Sumber: Getty/Francesco Scaccianoce
SABANEWSINDO.com – Rasa lega terpancar dari raut pelatih AC Milan, Paulo Fonseca, ketika menemui awak media. Ia senang lantaran salah satu bintang klub, Rafael Leao, tidak akan dibiarkan pergi sebelum bursa transfer musim panas ditutup.
Leao terus menunjukkan perkembangan sejak direkrut AC Milan pada tahun 2019. Bahkan beberapa orang menyebut pemain berkebangsaan Portugal tersebut sebagai salah satu penyerang terbaik di Eropa.
Dengan catatan 58 gol dari 211 penampilan di Rossoneri, Leao mulai memikat perhatian banyak klub papan atas Eropa. Dan raksasa Spanyol, Barcelona, belum lama ini dikabarkan tertarik untuk membajaknya dari San Siro.
Barcelona memang memusatkan perhatiannya ke sektor penyerang sayap. Beberapa waktu lalu, mereka dikabarkan mencoba membajak Nico Williams dari Athletic Bilbao. Namun upayanya gagal karena Williams ingin bertahan.
Mereka langsung mengalihkan perhatian ke pemain lain. Selain Federico Chiesa, mereka juga disebut tertarik kepada Kingsley Coman dan juga Leao. Tentunya kabar tersebut cukup membuat pihak Rossoneri khawatir.

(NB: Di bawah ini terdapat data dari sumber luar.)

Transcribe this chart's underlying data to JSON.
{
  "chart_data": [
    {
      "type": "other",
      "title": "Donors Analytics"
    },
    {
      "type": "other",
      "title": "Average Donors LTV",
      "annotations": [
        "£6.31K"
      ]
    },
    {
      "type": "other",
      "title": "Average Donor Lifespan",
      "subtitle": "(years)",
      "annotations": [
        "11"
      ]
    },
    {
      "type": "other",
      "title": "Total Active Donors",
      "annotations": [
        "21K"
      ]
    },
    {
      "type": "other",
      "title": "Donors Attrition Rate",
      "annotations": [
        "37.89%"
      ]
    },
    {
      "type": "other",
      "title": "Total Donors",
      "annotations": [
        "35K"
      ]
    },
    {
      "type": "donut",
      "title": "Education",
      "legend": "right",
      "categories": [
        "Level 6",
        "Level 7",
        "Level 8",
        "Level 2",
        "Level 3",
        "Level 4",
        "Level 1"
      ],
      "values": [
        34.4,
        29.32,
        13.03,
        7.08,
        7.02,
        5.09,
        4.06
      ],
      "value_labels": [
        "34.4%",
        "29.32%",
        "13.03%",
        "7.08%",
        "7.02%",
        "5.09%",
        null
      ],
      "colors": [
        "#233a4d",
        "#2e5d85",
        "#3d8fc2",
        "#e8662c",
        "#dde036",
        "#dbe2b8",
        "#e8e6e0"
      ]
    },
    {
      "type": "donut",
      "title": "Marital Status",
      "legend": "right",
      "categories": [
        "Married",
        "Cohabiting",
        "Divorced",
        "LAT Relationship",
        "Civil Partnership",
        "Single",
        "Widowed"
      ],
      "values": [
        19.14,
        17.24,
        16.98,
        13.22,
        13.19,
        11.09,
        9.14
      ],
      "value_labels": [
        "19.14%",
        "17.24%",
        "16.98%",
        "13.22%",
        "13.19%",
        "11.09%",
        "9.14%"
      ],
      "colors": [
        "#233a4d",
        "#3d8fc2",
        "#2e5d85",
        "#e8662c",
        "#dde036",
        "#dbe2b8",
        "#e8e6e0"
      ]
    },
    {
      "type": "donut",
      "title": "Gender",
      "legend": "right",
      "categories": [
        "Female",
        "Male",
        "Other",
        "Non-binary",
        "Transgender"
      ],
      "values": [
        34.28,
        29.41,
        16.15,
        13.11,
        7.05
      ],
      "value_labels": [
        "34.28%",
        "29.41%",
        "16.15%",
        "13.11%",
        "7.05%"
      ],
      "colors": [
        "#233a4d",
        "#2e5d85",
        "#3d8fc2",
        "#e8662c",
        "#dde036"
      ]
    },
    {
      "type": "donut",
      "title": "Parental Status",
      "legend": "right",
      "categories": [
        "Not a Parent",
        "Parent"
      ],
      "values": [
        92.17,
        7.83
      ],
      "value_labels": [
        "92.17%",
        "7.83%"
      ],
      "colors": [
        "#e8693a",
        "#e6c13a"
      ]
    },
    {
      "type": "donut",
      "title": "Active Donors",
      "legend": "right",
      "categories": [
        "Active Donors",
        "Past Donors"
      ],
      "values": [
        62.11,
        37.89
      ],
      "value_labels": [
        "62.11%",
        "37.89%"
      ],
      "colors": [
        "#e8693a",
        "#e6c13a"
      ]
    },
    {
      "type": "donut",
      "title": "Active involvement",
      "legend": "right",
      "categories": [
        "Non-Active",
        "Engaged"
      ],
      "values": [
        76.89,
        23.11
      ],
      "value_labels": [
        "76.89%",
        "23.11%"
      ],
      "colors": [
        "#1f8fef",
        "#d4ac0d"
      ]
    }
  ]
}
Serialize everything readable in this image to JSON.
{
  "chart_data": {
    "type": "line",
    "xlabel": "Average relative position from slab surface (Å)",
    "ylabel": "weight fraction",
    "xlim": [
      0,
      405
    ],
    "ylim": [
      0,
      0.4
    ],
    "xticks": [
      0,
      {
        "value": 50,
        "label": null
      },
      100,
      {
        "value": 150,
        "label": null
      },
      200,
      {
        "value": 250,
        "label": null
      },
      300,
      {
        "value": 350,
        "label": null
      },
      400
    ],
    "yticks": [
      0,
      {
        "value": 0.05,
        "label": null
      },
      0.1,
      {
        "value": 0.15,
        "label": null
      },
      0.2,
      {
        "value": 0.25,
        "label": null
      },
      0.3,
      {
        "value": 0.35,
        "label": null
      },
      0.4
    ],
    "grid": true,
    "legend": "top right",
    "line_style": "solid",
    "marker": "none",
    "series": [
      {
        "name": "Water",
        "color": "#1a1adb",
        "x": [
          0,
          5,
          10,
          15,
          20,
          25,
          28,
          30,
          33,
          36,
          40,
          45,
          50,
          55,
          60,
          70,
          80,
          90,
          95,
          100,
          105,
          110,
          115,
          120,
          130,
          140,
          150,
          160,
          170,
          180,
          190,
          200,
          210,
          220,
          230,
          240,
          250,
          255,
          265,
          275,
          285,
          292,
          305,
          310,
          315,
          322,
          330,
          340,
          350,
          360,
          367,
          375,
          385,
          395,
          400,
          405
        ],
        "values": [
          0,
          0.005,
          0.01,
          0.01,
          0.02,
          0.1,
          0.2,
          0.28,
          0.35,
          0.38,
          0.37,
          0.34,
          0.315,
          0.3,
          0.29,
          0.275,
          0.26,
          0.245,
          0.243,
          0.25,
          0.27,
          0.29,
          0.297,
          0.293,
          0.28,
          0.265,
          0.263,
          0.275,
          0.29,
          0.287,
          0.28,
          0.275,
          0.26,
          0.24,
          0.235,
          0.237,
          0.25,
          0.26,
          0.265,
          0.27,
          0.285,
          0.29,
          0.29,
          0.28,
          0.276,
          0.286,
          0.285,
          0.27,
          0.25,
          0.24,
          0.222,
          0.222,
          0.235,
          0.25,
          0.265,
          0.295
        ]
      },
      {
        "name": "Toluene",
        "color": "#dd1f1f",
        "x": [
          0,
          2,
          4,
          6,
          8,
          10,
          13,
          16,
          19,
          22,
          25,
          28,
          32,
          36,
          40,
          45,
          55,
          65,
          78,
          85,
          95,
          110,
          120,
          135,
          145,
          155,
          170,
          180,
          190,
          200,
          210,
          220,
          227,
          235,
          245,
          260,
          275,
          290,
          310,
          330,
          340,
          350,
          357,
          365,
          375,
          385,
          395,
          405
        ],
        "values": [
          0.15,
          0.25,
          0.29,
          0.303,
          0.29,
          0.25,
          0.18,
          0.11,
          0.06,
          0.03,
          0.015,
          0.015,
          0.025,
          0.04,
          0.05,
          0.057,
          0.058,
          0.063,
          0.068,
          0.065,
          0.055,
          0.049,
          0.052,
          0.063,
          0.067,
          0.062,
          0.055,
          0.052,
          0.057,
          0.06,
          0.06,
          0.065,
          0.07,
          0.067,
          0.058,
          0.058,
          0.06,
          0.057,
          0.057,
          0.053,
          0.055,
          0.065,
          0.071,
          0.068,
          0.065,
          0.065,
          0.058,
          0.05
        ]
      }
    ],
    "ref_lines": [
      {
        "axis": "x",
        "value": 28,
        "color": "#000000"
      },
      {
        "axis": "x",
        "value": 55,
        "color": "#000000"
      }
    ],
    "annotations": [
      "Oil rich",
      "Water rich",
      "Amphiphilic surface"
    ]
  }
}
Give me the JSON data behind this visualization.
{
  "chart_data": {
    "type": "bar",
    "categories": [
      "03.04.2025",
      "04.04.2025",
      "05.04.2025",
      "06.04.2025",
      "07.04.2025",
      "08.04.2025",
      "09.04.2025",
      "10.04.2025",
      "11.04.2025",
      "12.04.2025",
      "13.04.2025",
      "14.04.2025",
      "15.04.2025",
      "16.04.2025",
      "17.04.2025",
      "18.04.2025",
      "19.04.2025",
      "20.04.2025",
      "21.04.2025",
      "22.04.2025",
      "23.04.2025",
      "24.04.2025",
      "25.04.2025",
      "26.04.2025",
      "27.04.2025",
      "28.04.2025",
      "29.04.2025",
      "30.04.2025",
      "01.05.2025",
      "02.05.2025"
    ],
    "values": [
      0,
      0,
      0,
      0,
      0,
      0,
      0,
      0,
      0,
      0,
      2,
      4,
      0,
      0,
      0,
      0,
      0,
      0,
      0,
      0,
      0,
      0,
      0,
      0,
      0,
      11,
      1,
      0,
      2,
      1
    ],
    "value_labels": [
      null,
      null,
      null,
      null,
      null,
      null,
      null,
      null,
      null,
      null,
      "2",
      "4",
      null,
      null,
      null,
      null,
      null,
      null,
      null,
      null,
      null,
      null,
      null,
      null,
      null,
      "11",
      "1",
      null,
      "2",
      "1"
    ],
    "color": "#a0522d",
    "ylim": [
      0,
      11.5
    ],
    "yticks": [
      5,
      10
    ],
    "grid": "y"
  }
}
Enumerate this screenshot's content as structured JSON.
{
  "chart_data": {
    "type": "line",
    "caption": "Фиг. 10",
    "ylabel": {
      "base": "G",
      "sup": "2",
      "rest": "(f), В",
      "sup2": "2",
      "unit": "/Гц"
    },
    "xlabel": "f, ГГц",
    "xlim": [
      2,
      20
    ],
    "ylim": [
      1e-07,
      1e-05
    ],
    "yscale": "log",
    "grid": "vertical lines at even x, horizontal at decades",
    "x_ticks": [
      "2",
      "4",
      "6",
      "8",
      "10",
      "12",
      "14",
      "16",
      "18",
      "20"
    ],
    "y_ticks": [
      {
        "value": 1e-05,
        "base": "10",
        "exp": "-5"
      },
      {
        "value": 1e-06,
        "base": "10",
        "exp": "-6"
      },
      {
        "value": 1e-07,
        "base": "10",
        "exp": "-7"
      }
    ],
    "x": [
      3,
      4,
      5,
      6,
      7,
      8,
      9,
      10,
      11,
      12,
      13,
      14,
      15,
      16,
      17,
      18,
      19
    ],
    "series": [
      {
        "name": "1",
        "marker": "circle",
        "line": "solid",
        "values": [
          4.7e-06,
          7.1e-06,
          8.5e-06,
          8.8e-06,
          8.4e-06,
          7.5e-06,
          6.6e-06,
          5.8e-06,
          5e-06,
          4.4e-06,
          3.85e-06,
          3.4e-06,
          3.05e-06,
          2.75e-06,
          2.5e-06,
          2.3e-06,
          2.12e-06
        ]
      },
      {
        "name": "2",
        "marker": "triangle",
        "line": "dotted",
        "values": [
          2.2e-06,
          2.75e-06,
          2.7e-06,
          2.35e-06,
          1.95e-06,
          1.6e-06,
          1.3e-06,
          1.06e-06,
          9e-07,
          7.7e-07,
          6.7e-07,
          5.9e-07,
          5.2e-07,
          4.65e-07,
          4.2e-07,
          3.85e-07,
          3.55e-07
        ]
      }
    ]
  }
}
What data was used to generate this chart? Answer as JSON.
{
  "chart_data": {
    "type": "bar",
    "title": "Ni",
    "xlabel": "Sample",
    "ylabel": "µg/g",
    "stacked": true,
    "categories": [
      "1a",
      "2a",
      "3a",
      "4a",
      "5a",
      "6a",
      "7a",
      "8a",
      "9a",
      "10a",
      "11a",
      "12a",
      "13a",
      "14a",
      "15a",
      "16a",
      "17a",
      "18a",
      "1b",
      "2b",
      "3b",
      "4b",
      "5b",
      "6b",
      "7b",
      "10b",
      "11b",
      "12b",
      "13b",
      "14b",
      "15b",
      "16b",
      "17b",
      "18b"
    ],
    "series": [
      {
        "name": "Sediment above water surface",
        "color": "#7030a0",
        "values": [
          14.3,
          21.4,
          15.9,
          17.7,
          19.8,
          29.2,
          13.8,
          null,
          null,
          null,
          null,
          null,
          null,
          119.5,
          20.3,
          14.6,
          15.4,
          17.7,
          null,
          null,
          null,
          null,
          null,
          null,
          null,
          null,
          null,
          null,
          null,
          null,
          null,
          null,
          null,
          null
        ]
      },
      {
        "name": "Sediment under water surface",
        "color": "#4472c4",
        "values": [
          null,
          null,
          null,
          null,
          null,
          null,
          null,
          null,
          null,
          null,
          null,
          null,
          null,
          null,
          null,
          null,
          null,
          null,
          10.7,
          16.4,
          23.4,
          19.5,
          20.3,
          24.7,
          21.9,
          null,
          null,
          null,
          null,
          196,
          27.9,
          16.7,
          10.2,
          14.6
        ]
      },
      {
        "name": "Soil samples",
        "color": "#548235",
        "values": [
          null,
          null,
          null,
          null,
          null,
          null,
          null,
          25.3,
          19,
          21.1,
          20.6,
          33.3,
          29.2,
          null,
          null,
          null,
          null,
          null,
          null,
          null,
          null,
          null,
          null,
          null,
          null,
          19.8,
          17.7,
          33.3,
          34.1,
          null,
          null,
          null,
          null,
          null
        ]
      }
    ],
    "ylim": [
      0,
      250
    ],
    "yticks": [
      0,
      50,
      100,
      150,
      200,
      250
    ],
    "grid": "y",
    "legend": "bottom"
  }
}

Baca juga: Alvaro Morata Cedera, Siapa yang Bisa Jadi Penggantinya di AC Milan?
Untungnya, ada kabar baik dari Giorgio Furlani selaku CEO Milan. Beberapa waktu lalu, ia membantah kemungkinan Leao dilepas pada bursa transfer musim panas ini. Kabar tersebut ditanggapi positif oleh Fonseca selaku pelatih.
“Sang direktur sudah sangat jelas kemarin. Penjualan mustahil terjadi, dan saya sangat suka apa yang terdengar. Rafa adalah pemain penting buat tim kami,” kata Fonseca seperti yang dikutip Football Italia.
Meski penting, Fonseca belum melihat Leao sebagai pemain yang sempurna untuk timnya. Ia merasa ada beberapa aspek yang perlu diperbaiki dari sang pemain jika berkaca pada laga pekan perdana kontra Torino akhir pekan kemarin.
“Ketika bola ada di sisi berlawanan, dia seharusnya bergerak lebih dekat ke gawang. Pada peran ini, angka sangat penting: Assist dan gol. Saya percaya bahwa Rafa harus paham soal ini. Dia bisa meningkatkan angkanya.”
“Meski begitu, saya yakin kami harus tahu di mana kami bisa berkembang sebagai tim. Saya perkirakan pertandingan yang sulit di lapangan. Parma adalah tim yang berjuang dan sering berlari,” pungkasnya.